Rand frunció el entrecejo. ¿Piernas? Las dos muchachas habían ido montadas en Niebla. Lo que decía esta mujer no tenía sentido.

—He de ir en su busca.

—Están con Moraine Sedai y con las Sabias, Car’a’carn —repitió lentamente. A Rand le pareció que también tenía fruncido el entrecejo, pero resultaba difícil saberlo con seguridad.

—No me refiero a ellas —masculló—. Tengo que encontrar a los míos. Todavía están ahí fuera, Sulin. —¿Por qué no se movía el caballo?—. ¿No los oyes? Ahí fuera, en medio de la noche, luchando todavía. He de ayudarlos. —Por supuesto; tenía que talonear en los ijares del rodado. Sin embargo, cuando lo hizo, Jeade’en sólo se desplazó de lado, con Sulin agarrada a la brida. No recordaba que la mujer hubiera estado sujeta a las bridas.

—Las Sabias tienen que hablar contigo ahora, Rand al’Thor. —Su voz había cambiado, pero estaba demasiado exhausto para precisar en qué sentido.

—¿No pueden esperar? —Debía de haber pasado por alto al corredor que había llevado el mensaje—. He de encontrarlos, Sulin.

Enaila pareció surgir de repente al otro lado de la cabeza del semental.

—Ya has encontrado a los tuyos, Rand al’Thor.
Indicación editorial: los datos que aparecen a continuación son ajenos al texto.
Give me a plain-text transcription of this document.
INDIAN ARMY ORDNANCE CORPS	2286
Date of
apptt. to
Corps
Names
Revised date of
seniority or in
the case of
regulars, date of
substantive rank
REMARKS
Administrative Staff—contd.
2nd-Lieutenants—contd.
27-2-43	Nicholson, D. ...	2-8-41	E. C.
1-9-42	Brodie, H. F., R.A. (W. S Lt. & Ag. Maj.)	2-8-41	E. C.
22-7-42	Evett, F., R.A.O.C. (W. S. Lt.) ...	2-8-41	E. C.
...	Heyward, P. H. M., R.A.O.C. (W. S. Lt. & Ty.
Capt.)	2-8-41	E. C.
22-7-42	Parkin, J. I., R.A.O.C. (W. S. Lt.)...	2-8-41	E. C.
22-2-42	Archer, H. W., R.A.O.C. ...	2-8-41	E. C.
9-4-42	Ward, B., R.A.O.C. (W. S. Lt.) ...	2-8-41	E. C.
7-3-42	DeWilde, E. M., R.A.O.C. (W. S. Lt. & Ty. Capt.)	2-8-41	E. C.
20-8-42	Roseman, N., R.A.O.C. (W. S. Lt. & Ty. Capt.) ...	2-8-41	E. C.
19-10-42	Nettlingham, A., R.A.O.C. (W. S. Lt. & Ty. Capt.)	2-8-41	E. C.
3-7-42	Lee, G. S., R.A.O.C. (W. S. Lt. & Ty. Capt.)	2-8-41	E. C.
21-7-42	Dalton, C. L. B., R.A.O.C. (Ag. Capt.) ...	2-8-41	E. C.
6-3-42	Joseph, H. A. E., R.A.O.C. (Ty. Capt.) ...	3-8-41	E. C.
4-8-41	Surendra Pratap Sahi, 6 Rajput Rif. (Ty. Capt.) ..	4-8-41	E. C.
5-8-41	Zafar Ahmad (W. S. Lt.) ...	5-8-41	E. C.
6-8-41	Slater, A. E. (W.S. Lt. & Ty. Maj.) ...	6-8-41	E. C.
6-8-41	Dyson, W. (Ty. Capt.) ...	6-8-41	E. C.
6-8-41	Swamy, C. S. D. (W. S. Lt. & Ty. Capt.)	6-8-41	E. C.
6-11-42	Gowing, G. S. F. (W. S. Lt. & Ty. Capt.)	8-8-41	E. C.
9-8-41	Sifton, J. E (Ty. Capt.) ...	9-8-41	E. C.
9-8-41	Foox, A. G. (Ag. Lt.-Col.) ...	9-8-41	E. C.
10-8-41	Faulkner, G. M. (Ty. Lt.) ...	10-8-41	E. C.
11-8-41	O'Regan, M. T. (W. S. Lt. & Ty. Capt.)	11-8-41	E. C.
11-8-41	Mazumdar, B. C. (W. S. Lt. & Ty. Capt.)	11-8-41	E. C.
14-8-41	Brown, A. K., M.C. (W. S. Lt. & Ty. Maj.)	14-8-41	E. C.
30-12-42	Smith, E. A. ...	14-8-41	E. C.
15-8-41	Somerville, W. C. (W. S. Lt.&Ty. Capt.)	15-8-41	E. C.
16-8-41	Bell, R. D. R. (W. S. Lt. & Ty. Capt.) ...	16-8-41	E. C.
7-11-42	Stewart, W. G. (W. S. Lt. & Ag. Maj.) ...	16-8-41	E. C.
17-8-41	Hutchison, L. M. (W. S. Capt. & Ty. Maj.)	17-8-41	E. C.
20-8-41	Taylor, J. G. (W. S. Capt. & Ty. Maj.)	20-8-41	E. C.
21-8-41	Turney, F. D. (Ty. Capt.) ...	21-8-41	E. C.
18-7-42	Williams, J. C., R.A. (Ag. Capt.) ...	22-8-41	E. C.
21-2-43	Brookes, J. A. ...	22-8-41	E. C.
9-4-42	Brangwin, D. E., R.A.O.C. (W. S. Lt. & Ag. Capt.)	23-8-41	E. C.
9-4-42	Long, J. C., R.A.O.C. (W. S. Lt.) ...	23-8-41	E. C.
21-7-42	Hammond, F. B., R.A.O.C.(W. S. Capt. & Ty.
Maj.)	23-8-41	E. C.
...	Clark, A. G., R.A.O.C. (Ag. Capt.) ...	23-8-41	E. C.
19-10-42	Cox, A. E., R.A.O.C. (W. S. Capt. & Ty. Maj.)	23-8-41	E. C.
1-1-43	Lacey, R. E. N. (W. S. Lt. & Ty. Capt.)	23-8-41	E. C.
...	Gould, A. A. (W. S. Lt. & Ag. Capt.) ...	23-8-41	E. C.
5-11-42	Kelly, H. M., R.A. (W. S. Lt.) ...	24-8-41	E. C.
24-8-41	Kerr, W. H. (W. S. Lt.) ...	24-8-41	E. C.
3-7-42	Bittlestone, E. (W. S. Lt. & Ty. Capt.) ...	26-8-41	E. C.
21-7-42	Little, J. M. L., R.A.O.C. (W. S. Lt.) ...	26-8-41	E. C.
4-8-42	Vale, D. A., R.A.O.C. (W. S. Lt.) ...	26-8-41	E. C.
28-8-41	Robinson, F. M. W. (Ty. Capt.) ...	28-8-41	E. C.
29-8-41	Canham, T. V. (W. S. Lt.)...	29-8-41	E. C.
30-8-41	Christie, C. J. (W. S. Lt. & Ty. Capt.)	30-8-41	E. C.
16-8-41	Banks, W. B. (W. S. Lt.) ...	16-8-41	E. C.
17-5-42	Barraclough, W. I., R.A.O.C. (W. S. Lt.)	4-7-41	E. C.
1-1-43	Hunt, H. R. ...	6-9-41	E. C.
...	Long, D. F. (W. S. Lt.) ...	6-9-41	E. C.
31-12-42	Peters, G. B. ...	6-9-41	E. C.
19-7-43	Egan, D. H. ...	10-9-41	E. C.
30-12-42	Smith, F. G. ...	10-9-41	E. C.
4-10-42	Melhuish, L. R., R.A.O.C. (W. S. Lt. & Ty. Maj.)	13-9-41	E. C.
—Las Sabias te están esperando —añadió Sulin. Enaila y ella hicieron volver grupas a Jeade’en sin esperar a que él diera su consentimiento. Por alguna razón, las Doncellas se apiñaron a su alrededor mientras emprendían la marcha colina abajo, descendiendo en zigzag. La luna se reflejaba en sus rostros cuando éstos se alzaban hacia él, tan cerca que sus hombros rozaban los flancos del caballo.

—Sea lo que sea lo que quieren —rezongó—, tendrá que ser una reunión rápida. —No era necesario que las mujeres condujeran al rodado, pero para él era un esfuerzo excesivo empezar a discutir con ellas por ese motivo. Se giró para mirar hacia atrás, y el dolor que sintió en el costado le hizo soltar un gruñido; la cima ya había sido engullida por la noche—. Todavía tengo mucho que hacer. He de encontrar… —Couladin. Sammael. Los hombres que estaban luchando y muriendo por él—. Tengo que encontrarlos. —Qué cansado estaba; pero todavía no podía ir a dormir.

Las lámparas colgadas en postes alumbraban el campamento de las Sabias, así como las pequeñas lumbres donde hombres y mujeres vestidos de blanco retiraban las ollas con agua y las sustituían inmediatamente por otras en cuanto empezaban a hervir. Los gai’shain iban y venían apresuradamente de aquí para allí, al igual que las Sabias, atendiendo a los heridos que abarrotaban el campamento y que seguían llegando. Moraine se movía lentamente a lo largo de las largas filas de los que no podían estar de pie, sólo deteniéndose muy de vez en cuando para poner las manos sobre un Aiel que de inmediato se sacudía con los efectos de la Curación. Cada vez que se incorporaba, la Aes Sedai se tambaleaba, y Lan iba pisándole los talones como si quisiera sostenerla o esperara tener que hacerlo en cualquier momento. Sulin intercambió unas palabras con Adelin y Enaila en un tono tan bajo que Rand no entendió qué decían, y la mujer más joven corrió hacia la Aes Sedai.